Hello Everybody!!
So yesterday was our first full
day in Ghana. Due to a rain storm the night before (we are now in the rainy season) it was a lot

cooler (though still very warm) making everyone a lot happier. After class we had lunch at a local restaurant. I had jouffle (a seasoned rice) with goat, which was delicious. Goat tastes a lot like beef, but I found it to be a little more
flavorful and juicy. Afterwards we went to Krumah's Mausoleum. For those who do not know Ghana's history (I didn't before my courses began) Nkrumah was a Pan-African a

ctivist who fought against colonial rule not just in Ghana (which was ruled by Britain). He subsequently became Ghana's
first prime minister and then president. Though he was democratically elected only 18% of the voting population (won by 57% less than 50% of the pop. voted) voted for him, and he subsequently became a corrupt authoritarian. As a result he has a mixed legacy. Some love and idolize him much like George Washington in the US, others view him negatively for his corruptness and becoming an authoritarian. He was overthrown by coup while out of the country; betrayed by one of his best friends. Many idolize him for being a champion of decolonization and African rights, but others focus on his corruptness. My homestay has several of his books and a tray with his image so you can guess her opinion of him.

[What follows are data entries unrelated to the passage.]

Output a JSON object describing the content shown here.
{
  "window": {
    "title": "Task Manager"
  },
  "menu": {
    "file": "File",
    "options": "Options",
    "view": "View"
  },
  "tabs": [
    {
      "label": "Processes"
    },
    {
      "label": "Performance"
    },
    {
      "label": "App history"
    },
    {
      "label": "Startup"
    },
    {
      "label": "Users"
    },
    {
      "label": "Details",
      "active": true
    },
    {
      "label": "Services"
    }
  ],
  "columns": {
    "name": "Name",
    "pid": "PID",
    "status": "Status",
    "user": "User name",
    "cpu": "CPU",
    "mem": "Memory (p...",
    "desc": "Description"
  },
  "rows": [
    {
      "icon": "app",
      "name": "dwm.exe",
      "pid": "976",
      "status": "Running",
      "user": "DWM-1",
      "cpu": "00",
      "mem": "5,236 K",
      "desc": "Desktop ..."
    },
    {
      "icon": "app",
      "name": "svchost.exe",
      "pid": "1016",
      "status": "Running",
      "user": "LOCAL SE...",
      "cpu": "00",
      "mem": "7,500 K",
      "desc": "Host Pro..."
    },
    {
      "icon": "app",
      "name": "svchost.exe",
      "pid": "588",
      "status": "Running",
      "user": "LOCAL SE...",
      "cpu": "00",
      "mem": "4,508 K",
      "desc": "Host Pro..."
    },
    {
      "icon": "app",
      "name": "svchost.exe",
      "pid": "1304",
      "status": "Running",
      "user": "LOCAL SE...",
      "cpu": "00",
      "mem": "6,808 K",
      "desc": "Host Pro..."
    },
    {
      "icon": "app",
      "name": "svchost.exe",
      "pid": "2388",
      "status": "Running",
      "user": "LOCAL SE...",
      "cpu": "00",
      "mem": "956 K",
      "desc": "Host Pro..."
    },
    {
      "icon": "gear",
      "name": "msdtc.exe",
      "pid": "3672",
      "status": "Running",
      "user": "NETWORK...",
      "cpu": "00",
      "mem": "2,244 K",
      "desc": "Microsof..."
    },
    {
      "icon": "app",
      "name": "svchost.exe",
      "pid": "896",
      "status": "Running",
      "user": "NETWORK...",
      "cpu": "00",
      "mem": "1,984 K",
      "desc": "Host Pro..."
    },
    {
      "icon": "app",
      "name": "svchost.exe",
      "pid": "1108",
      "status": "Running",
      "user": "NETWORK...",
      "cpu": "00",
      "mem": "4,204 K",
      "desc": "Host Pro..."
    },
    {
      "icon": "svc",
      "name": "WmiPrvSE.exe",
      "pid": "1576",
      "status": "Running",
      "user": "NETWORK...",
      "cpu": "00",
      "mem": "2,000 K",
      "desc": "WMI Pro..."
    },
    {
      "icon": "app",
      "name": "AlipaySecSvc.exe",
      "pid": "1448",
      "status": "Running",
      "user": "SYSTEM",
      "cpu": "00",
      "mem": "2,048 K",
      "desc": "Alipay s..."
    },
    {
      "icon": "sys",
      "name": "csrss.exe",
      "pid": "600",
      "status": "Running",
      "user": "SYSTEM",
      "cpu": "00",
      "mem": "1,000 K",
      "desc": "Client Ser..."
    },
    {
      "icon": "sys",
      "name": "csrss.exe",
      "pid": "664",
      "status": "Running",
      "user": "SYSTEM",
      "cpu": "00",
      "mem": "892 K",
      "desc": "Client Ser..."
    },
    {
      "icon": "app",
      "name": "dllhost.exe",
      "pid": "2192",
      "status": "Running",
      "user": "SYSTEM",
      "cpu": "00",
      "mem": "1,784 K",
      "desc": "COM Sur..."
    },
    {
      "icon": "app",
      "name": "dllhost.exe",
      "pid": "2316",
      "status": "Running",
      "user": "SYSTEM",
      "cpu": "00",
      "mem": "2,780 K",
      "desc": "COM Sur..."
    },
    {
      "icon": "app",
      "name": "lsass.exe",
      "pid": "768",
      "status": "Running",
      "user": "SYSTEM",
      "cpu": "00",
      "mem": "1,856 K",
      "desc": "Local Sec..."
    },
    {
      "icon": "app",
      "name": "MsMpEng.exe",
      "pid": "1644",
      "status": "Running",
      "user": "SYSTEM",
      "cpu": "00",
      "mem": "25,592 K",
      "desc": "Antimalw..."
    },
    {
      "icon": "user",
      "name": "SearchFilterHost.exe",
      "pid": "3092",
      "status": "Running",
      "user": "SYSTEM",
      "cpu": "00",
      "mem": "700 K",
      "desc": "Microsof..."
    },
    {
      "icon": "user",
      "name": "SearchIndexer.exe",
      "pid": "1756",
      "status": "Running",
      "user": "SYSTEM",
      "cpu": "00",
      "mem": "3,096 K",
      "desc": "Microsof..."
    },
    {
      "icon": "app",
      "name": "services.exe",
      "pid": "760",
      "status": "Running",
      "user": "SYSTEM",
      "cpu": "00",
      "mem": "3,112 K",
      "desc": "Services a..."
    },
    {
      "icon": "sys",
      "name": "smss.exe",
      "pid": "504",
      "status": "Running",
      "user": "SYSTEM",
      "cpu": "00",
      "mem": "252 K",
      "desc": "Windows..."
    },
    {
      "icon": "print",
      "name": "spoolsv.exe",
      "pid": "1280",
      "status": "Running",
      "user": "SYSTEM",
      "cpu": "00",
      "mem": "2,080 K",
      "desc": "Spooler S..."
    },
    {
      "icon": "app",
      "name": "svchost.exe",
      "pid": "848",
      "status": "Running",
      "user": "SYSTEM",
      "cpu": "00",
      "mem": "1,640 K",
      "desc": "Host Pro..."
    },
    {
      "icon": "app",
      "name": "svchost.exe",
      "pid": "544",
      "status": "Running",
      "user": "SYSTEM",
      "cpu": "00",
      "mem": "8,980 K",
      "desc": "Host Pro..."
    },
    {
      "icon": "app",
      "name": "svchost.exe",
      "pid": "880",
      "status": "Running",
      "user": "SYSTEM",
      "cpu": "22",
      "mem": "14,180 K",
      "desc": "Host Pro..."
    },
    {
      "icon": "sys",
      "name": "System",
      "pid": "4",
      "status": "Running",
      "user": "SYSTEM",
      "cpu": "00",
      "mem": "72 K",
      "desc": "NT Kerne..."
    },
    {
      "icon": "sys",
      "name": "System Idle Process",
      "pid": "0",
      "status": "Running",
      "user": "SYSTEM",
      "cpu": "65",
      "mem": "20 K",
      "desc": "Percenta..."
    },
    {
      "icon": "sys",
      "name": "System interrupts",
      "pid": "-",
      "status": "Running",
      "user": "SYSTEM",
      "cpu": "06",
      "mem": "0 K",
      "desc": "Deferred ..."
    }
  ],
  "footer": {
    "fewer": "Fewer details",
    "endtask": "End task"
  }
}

Then we went to the Art Center, a large market which primarily sells crafts. When the merchants saw our bus full of 'arbunis' they flocked towards it, banging on the windows trying to sell us goods before we even got off the bus. The moment my feet touched the ground several merchants swarmed around me shaking my hand in the traditional Ghana manner (a pronlonged hand shake that ends with the two people snapping their fingers against one anothers - I'm sure that You tube has a video of it which might better explain what it looks like) the unending string of hands attempting to shake mine has made me pretty good at it now. I now understand how celebrities feel being swarmed by fans and paperassi, its kinda cool for a couple seconds, and then quickly becomes rather stressful. We were all pulled and pushed by merchants to various stands and had things thrust into our faces. They are very intense barterers and I can't help but feel somewhat guilty when I force the price to less than 1/2 of their original demand. Even though I know they are trying to rip me off, I also know how badly they need the money, it is obvious from the intensity of their voice and their desperation when you begin to walk away. The most awkward moment was when, with one merchant I tried to explain to him that though I knew the item was worth more than I was willing to pay I could not afford to meet his demand, and that I would have to buy something of lesser quality and value. They all assume that since I am white and not from Ghana that I have endless amounts of money and that it is not of a concern to me. Which, relative to what Ghanaians make, is true (average wage in Accra, where the more wealthy people live, is 1,000 cedis a year (reminder 1 dollar = 1.4 cedis), the average teacher makes $2,000 cedis a year. Auntie Vic was complaining about how much college costs in Ghana (1 year tuition = 5,000 cedis)) yet I still have to watch what I spend, naturally.
I do not mean in any way to give the merchants a bad rep. They were all extremely friendly, far more friendly than any store clerk I have ever interacted with in the States, there is just a lot of them all at once, and unlike the US you do not have the opportunity to just browse, so I think the stress came more from the overstimulation and strangeness of it all, than anything a merchant did. I had a great experience.